You can’t see the mark of companies established in Maranguape, except for one or the other, especially in certain places – then we see that it makes a difference: the issue of integration with a place makes a difference! We don’t see company logos in a single social enterprise, nor in any facilities in the town. The companies are not even prepared to maintain a town square, which is a minimal cost and would have a very interesting effect on their marketing, wouldn’t it?
(My italics)
But he also perceives the low visibility of these problems:
In some cases, this black box has not yet been opened – it seems to me that it will be, little by little – but it’s still a black box.

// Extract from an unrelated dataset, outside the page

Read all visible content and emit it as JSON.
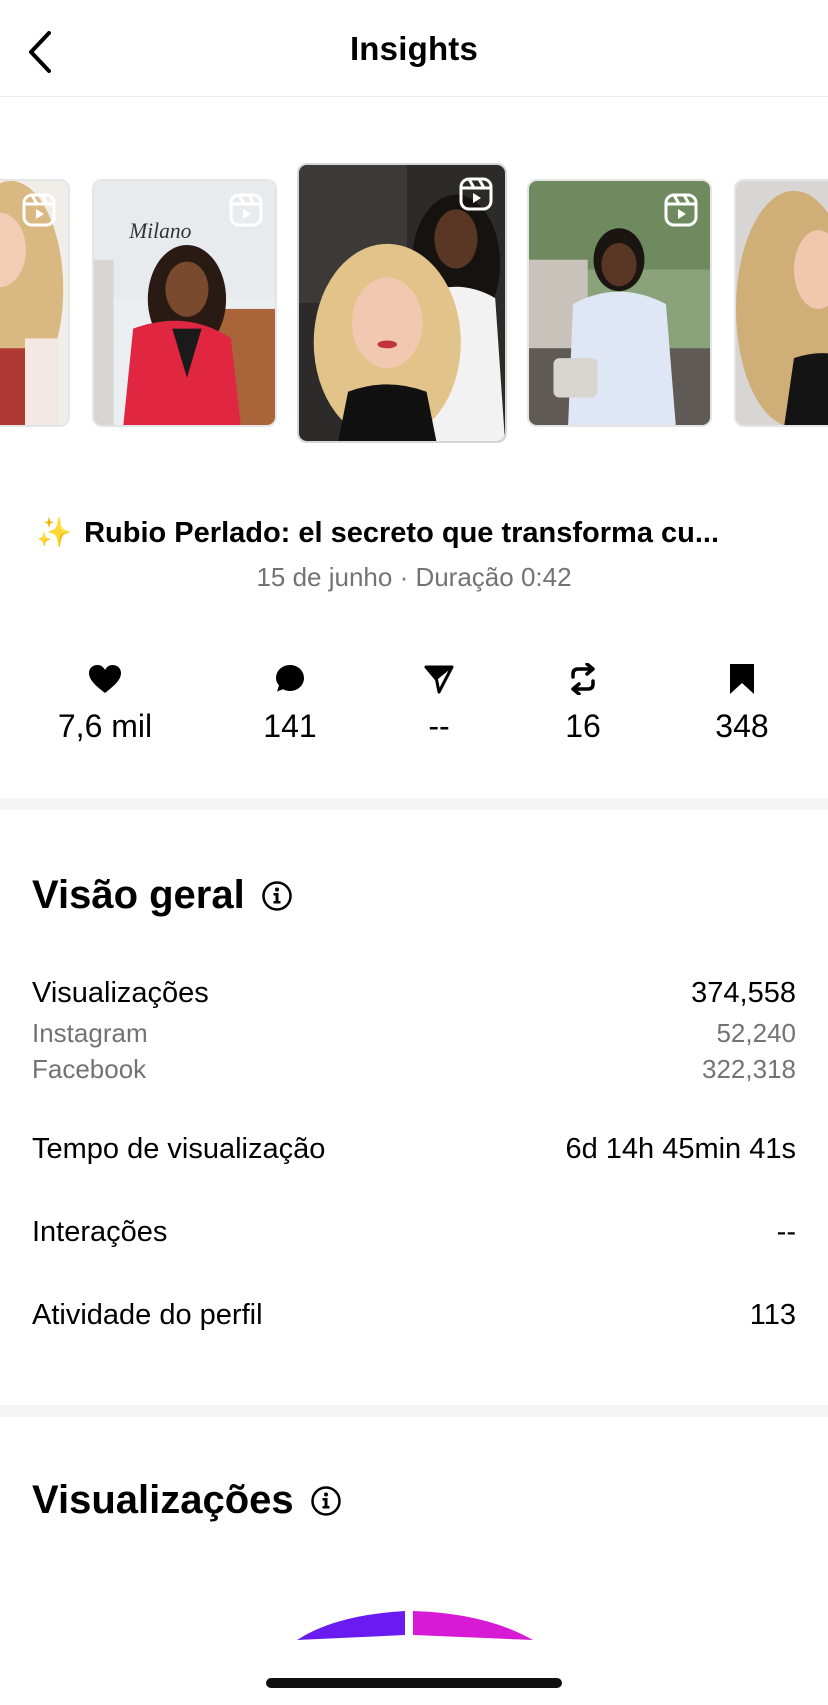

There are lots of things to consider, people’s fear of losing their job causes a lot of things to happen… But we have information, comments by workers, ex-workers from some companies, especially the [footwear factory], people who face problems, like pregnant women who have problems standing at their machines, but are not allowed to go for treatment, see? There are reports that I have heard personally, of people getting sick, going to the company doctor and not being allowed to go home, so they took the initiative of going to another doctor – the Public Health System (SUS) doctor, for example, and when they went back to the company with an SUS doctor’s note, the company doctor tore it up, discarded it, anyway…. So these things happen and are not resolved. Now, it’s complicated to discuss this, for example, because they’re very subjective reports…. If you call a person who makes a report like that to discuss it, they probably won’t, because people still lack courage
(My italics)
The theme of the presence of industry in the town seems to be shrouded in a veil of silence, of “impending danger”, a taboo topic, nobody knows anything, they whisper about it. The examples of problems mentioned not just by this interviewee, but also by others, still seem only to scratch the surface of what I saw in these companies and heard from workers. Although interested, they’ve been unable to discover much to date. There is a veil that hides, silences and immobilizes. How is it possible to open this “black Box” if there is fear and insufficient courage? If all that is available are comments and personal reports? If the subject remains hidden in the passive voice in such sentences?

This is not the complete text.